Solved – Interpretation Interaction in Cox Regression

cox-modelinteractionregression

I am estimating a discrete choice model with the help of cox regression in SPSS.

I would like to interact two continuous predicting variables.

The main effect of one of the ineracting variables is not displayed in the output( degreee of freedom reduced because of constant or linearly dependet covariates). Can I still interpret the interaction term? (The interaction is significant)

I assume the variable is omitted because it is constant per stratum.

The overall question is how consumers choose between different options within a choice set of 3 items.

One sub-question is if the price has an effect of the choice probability of an item. I also predicted that this effect is moderated by the range of the price of the given choice set. (i.e. the difference between the smallest and the highest price within the choice set). Therefore within one choice situation for 1 participant (1stratum) the variable “price_range” is constant. Since participants became different choice sets this variable varies over the strata.

Thank you


The setup of my research was that participants were confronted with different kind of choice sets. Each choice consisted of 3 bottles. Participants were asked to pick one out of the 3 bottles shown to them. In total I had 12 different choice sets that varied in size of the bottles and price. Participants were randomly confronted with 2 of these choice sets.
Now I want to estimate the influence of the attributes of a the choice options (size and price) on its choice probability. For that reason I chose cox regression, because this is (as far as I understood) the only way to do this kind of conditional logit in SPSS.

Below you find an extract how the data is set up. I set it up in a long format to be able to run the cox regression. The example shows 1 respondent making choices in 2 independent choice sets. So the stratum variable basically only groups each choice set represented to a partipant. As you can see, the range is constant for one choice set. I am not interested in the effect of the range on choice probability, only on the interaction effect of price_range and price.

enter image description here

Best Answer

This does not seem like a Cox regression problem. The Cox model is used to examine influences of variables on the time is takes for an event to happen. The time variable in your data seems to be 1 for the choice that was made and 2 for the choices that weren't made in each presentation/trial. It's not clear to me how Cox analysis with such a "time" variable would accomplish your goal, although if you have some reference to how it does so I would be glad to learn from it.

What you have is a set of trials involving a forced choice of 1 among 3 objects. Typically this would be analyzed as a multinomial logistic regression, and SPSS does have tools for that type of analysis. This examines how the probability of making a particular choice depends on predictor variables (in your case, price, price range, their interaction, and size) at each trial.

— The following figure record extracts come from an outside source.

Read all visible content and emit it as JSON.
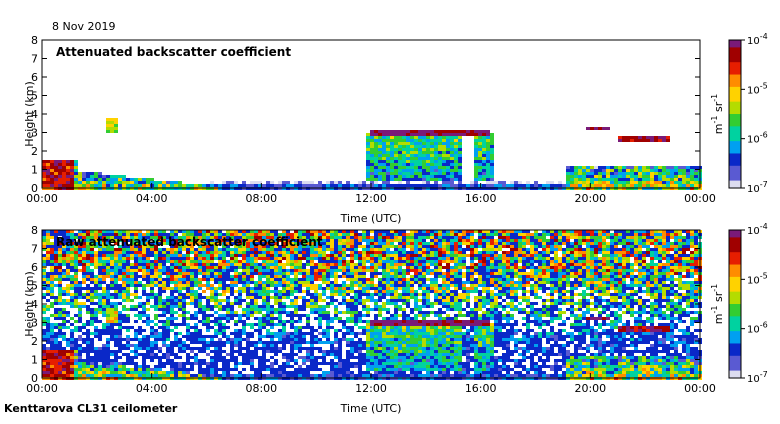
{
  "header": {
    "date": "8 Nov 2019"
  },
  "footer": {
    "instrument": "Kenttarova CL31 ceilometer"
  },
  "colors": {
    "scale": [
      "#dcdcf0",
      "#5a5ad2",
      "#0a28c8",
      "#00a0f0",
      "#00d2a0",
      "#32cd32",
      "#b4dc00",
      "#ffd200",
      "#ff8c00",
      "#e61e00",
      "#a00000",
      "#7a1a78"
    ],
    "frame": "#000000"
  },
  "chart_data": [
    {
      "type": "heatmap",
      "title": "Attenuated backscatter coefficient",
      "xlabel": "Time (UTC)",
      "ylabel": "Height (km)",
      "x_ticks": [
        "00:00",
        "04:00",
        "08:00",
        "12:00",
        "16:00",
        "20:00",
        "00:00"
      ],
      "xlim_hours": [
        0,
        24
      ],
      "y_ticks": [
        "0",
        "1",
        "2",
        "3",
        "4",
        "5",
        "6",
        "7",
        "8"
      ],
      "ylim": [
        0,
        8
      ],
      "colorbar": {
        "ticks": [
          "10",
          "10",
          "10",
          "10"
        ],
        "exponents": [
          "-4",
          "-5",
          "-6",
          "-7"
        ],
        "label_base": "m",
        "label_exp1": "-1",
        "label_mid": " sr",
        "label_exp2": "-1",
        "scale": "log",
        "range": [
          1e-07,
          0.0001
        ]
      },
      "features": [
        {
          "name": "cloud layer",
          "start_hour": 11.9,
          "end_hour": 16.3,
          "height_km": 3.05
        },
        {
          "name": "cloud layer",
          "start_hour": 19.7,
          "end_hour": 20.7,
          "height_km": 3.35
        },
        {
          "name": "cloud layer",
          "start_hour": 20.9,
          "end_hour": 22.8,
          "height_km": 2.75
        }
      ]
    },
    {
      "type": "heatmap",
      "title": "Raw attenuated backscatter coefficient",
      "xlabel": "Time (UTC)",
      "ylabel": "Height (km)",
      "x_ticks": [
        "00:00",
        "04:00",
        "08:00",
        "12:00",
        "16:00",
        "20:00",
        "00:00"
      ],
      "xlim_hours": [
        0,
        24
      ],
      "y_ticks": [
        "0",
        "1",
        "2",
        "3",
        "4",
        "5",
        "6",
        "7",
        "8"
      ],
      "ylim": [
        0,
        8
      ],
      "colorbar": {
        "ticks": [
          "10",
          "10",
          "10",
          "10"
        ],
        "exponents": [
          "-4",
          "-5",
          "-6",
          "-7"
        ],
        "label_base": "m",
        "label_exp1": "-1",
        "label_mid": " sr",
        "label_exp2": "-1",
        "scale": "log",
        "range": [
          1e-07,
          0.0001
        ]
      },
      "features": [
        {
          "name": "cloud layer",
          "start_hour": 11.9,
          "end_hour": 16.3,
          "height_km": 3.05
        },
        {
          "name": "cloud layer",
          "start_hour": 19.7,
          "end_hour": 20.7,
          "height_km": 3.35
        },
        {
          "name": "cloud layer",
          "start_hour": 20.9,
          "end_hour": 22.8,
          "height_km": 2.75
        }
      ]
    }
  ]
}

Complicating matters in this design is that over the entire study there were multiple SKU involved but only 3 were available in each trial. So the probability of choosing an SKU that wasn't presented is 0. Evidently the size of each SKU was fixed but the price was varied among trials. This type of design gets a bit beyond my personal expertise, but I will propose one way to proceed.

To analyze this as a multinomial regression, which seems most appropriate, it seems that you will have to include an additional predictor variable that indicates whether or not the SKU was available in a particular trial. That way, at least formally, all the SKU are included in the model for each trial. Then you proceed as follows, with one data line for each trial:

The output variable for each presentation is the SKU that was chosen.

The price, price_range, some type of interaction term between them, and the size are included as predictor variables. It's not clear that including the Respondent ID will help much, as each Respondent only saw 2 of the 12 different types of presentation, but include that if you think it is important (it may be difficult to interpret, however).

A set of variables indicating whether a particular SKU was available for choice at that trial is added as predictors. The "stratum" per se is then no longer needed as a predictor.

You should not just ignore the range_price variable as a possible predictor. It's hard to interpret interaction terms without also knowing the main effects.

There are a few dangers here whose importance may be affected by the details of your design. One is that although you have prices in numbers you only have a limited set of prices and price ranges, so it might be difficult to interpret your data directly in terms of change of odds per change in price. This may be a particular issue with your interaction term. A second is that the particular combinations of sizes, prices, and price ranges you used might have some internal relations that then pose problems like those that arose when your price_range and strata ended up being just two ways of presenting the same variable.

If this answer doesn't help, you might want to pose a new question based more directly on your experimental design, such as "multinomial regression with different choices among trials." If possible, if you do pose a new question present the choices available in each of your 12 "strata".